One of my ideas for a book is to persuade my family to sail south in the winter and rent a patch of land from a Rastafarian. There we can spend a couple of weeks cultivating vegetables, then sail around for a few more weeks, every so often coming back to weed and tend. When the season is done, head north in the summer, and do the same thing in Maine. This would be the story of the sailing farmer, or the farming sailor.
But in reality these activities are not natural allies. Sailing is too purely pleasure-oriented (I’ve yet to find a homesteaderish function for it, failing to find any relationship between it and self-sufficiency). That is why sailing belongs in the “Half-hearted” column of this blog as it relates to homesteading, it is the natural ally of the weed, and the antagonist of the cultivated plant.
Having said that, it allows me to appreciate the garden in a whole new way. Sailing, or any other activity on the water, gives you a new perspective on land, and therefore on our land-based existence, so that invariably when I return from a sail to be confronted with the late summer garden (at this point fairly sorry) I marvel at the wonderful contrast between sea and land-scape.

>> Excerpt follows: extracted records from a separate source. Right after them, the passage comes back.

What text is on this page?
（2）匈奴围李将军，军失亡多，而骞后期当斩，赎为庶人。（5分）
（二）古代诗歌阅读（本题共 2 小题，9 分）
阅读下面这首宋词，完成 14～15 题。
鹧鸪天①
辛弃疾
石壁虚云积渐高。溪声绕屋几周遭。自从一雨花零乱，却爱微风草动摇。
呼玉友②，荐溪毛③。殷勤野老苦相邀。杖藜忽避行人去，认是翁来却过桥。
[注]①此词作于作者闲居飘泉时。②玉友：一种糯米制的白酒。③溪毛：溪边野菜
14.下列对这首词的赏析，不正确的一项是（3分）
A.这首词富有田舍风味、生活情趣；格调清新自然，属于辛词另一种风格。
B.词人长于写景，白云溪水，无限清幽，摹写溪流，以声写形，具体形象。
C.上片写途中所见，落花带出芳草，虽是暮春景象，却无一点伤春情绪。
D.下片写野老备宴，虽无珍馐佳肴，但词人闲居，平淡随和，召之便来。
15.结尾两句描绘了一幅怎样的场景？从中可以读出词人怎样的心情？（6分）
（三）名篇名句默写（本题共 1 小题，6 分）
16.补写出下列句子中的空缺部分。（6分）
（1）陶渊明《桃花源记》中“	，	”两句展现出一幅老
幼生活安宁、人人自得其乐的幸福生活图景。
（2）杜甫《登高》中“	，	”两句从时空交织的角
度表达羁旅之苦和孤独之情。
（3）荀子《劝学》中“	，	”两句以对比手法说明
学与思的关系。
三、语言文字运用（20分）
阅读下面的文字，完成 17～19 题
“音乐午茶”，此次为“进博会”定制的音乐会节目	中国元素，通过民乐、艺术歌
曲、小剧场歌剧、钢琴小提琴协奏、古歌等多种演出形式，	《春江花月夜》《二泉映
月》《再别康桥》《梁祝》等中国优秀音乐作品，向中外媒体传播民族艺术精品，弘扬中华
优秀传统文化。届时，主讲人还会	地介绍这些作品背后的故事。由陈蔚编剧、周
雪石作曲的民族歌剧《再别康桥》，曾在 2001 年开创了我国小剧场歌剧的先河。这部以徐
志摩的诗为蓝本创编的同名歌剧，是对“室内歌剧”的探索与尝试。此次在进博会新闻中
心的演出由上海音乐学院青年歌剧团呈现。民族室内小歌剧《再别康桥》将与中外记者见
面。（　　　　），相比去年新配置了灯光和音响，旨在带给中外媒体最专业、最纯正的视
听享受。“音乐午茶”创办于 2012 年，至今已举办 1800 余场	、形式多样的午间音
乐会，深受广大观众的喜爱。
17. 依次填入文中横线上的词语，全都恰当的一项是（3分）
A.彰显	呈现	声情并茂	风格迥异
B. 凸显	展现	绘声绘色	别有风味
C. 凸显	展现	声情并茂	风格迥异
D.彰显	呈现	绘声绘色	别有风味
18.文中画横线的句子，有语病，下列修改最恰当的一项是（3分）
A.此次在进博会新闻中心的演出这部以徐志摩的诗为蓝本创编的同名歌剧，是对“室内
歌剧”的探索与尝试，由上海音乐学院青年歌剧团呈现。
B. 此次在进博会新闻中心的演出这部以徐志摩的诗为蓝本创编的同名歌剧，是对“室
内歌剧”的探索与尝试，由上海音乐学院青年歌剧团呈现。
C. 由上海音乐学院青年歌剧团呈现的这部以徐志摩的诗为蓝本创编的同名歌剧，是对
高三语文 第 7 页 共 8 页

All this to say, yes, I haven’t done much here in the last month or two.
Anyway, all my tomatoes were lost to blight. Rest of the summer veg score card? Potatoes good; Onions good; carrots excellent; garlic excellent; cucs excellent; basil, what can I say? As for Corn, cabbage, broccoli, they all sucked.
This link shows what I’ve really been doing most of the summer:
Gotta love this post. I am going to buy my cousin the Nixon 51-30! I hope he likes it.
whats the nixon 51-30? What does it have to do with that posting?